Although he was nominally a member of the group’s “public committee”—its council of well-known senior figures—Medvedev did not attend meetings and even doubted the value of the group. Roy believed in Gorbachev and in the Party as the only legitimate body of power. Memorial, to him, seemed ragtag, beside the point.

  The man who quickly took the lead as Memorial’s chief scholar-politician and was an admitted hypocrite, a calculating man who had been on the editorial board of Kommunist and was an instructor in the Higher School of the Young Communist League. Yuri Afanasyev had no illusions about his past. “For more years than I care to remember,” he said one night on television, “I was up to my neck in shit.”

  His ascendance was astonishing. In my first year in Moscow, Afanasyev was already the democratic movement’s master of ceremonies. At nearly every meeting you’d go to—at the Saturday-morning sessions of Moscow Tribune, at the lectures on Stalin—Afanasyev was invariably the man at the microphone, mediating, introducing, lecturing.

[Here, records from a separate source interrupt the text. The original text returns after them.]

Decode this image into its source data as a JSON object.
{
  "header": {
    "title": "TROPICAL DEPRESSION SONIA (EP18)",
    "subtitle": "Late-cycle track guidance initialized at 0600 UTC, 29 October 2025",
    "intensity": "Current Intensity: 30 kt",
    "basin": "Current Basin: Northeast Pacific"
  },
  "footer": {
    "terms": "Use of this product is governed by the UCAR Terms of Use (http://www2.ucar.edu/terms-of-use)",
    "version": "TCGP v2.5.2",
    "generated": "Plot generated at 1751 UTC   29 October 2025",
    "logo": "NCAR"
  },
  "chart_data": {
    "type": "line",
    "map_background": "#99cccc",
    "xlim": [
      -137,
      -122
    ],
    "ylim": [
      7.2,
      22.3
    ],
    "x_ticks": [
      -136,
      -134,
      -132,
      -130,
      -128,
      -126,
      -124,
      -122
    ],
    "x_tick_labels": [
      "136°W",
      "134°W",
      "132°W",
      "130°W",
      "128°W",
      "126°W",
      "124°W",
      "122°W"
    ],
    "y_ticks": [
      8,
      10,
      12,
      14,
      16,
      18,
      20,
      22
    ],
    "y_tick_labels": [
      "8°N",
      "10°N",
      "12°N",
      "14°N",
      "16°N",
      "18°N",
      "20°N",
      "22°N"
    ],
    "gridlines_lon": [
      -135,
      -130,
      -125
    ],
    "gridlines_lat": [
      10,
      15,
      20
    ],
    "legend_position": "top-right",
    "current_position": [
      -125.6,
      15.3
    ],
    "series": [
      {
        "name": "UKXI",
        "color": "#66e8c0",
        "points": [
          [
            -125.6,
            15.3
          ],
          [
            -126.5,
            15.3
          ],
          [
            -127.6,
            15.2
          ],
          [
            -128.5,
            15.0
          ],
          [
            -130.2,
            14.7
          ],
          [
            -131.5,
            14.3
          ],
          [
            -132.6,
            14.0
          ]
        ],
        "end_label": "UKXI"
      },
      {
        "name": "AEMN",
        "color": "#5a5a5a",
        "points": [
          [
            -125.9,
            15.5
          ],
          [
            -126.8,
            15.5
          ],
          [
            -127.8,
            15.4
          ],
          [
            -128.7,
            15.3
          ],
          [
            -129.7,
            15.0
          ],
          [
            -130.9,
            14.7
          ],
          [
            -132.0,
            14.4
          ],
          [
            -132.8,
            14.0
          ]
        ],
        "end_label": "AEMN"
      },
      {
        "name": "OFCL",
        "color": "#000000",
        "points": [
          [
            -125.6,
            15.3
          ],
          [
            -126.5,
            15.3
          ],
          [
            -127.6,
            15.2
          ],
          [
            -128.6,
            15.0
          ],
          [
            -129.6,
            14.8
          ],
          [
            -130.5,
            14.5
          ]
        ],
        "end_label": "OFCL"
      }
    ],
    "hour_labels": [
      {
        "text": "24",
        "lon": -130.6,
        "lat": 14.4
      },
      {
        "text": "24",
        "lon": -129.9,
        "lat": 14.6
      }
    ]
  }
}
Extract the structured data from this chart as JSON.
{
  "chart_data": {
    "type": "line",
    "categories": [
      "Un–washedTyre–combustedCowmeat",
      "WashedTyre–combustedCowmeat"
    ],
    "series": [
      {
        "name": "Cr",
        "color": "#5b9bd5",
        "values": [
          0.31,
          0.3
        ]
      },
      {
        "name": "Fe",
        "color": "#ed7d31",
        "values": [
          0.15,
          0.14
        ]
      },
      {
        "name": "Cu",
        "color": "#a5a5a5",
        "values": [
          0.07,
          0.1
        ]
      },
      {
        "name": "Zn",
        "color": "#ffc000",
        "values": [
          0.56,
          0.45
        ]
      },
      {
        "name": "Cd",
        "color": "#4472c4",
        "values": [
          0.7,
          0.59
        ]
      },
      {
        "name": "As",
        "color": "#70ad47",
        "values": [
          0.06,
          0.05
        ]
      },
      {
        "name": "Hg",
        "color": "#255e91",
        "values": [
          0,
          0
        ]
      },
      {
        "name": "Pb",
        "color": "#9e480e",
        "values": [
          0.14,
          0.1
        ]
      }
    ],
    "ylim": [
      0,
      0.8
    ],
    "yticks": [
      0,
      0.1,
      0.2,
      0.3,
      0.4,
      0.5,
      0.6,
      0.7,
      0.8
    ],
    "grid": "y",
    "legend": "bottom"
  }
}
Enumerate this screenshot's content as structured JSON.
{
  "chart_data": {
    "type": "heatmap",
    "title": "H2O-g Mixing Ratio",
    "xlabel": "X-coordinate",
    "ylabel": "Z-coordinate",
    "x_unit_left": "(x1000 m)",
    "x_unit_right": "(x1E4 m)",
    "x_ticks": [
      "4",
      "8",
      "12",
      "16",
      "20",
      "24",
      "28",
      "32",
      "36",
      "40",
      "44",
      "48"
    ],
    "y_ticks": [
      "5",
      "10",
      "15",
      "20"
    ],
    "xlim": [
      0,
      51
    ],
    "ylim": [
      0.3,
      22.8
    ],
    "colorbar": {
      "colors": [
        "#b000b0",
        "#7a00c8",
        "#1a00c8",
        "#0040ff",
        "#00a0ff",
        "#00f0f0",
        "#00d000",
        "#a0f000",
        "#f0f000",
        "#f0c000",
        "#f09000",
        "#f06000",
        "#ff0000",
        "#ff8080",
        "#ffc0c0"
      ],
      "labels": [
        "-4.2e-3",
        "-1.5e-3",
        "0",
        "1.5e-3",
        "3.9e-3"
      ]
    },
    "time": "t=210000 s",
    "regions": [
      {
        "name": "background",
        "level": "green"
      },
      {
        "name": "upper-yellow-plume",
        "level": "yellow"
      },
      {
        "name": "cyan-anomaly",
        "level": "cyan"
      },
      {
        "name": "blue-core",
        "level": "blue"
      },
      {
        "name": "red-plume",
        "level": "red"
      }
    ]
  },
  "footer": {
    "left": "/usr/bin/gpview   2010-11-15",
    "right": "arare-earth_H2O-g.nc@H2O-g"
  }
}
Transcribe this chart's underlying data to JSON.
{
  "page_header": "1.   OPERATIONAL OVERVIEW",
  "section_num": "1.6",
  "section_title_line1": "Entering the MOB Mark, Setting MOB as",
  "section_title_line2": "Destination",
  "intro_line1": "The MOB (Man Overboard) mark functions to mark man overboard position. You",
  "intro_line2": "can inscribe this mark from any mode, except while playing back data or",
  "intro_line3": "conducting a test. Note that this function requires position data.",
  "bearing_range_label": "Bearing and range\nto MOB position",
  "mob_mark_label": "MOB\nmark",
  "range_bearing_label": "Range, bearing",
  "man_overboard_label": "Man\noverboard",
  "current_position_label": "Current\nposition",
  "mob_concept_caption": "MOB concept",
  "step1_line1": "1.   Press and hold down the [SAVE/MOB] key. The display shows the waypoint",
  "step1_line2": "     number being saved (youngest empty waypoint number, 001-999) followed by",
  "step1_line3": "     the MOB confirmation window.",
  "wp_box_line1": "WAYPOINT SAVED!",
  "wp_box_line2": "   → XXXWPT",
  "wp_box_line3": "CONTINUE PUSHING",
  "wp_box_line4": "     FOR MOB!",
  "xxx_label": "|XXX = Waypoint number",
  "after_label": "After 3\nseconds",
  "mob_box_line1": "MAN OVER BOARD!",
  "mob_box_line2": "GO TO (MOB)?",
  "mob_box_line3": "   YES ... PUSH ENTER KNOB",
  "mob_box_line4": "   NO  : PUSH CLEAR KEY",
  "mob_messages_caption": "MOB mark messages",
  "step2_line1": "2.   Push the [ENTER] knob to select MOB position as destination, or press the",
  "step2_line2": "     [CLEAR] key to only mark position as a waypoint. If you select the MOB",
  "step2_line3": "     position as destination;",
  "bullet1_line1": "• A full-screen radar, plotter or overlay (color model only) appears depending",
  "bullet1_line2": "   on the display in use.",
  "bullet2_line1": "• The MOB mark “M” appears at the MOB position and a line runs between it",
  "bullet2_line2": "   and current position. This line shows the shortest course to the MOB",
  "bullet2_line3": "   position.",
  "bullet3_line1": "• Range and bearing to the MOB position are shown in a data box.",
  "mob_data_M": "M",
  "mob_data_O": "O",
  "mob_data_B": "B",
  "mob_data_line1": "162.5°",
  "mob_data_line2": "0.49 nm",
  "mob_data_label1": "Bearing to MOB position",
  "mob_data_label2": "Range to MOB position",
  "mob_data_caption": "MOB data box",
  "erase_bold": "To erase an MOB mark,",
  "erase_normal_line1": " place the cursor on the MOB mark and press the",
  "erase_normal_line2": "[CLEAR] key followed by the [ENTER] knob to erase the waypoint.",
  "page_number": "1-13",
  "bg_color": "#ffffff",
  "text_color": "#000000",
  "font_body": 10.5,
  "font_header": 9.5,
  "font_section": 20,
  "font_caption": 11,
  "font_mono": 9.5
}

He was a specialist in French historiography, and yet he looked, with his bullfrog neck and barrel chest, like a high school football coach. He had the gruff confidence of a man who had led many a committee meeting, first in the Young Communist League (the Komsomol), later in the radical opposition.

  His metamorphosis was not so much laughable as pitiable. Here was a man who never would have dared defend Roy Medvedev in the seventies and then scorned him as “hopelessly reactionary” in the late eighties. But I found that for all his presumption, his gall, Afanasyev’s analyses of what was happening in the country and where the situation was leading were uncanny. There were times when Afanasyev, with his supreme confidence, reminded me of Norman Mailer. He knew he had lived a life full of mistakes but he insisted on being heard. His campaign for the “return of history,” his early attacks on the “Stalinist-Brezhnevite” Supreme Soviet and on Gorbachev himself, always preceded fashion. He was not much loved—he had none of Sakharov’s subtlety or carriage—but he was often right. In contrast, Medvedev’s predictions now were not nearly as reliable as his gossip had once been. Typically, the day that Eduard Shevardnadze resigned as foreign minister in December 1990 predicting the rise of a dictatorship, Medvedev declared to all who would listen that Shevardnadze was stepping down because of trouble in the Georgian Republic.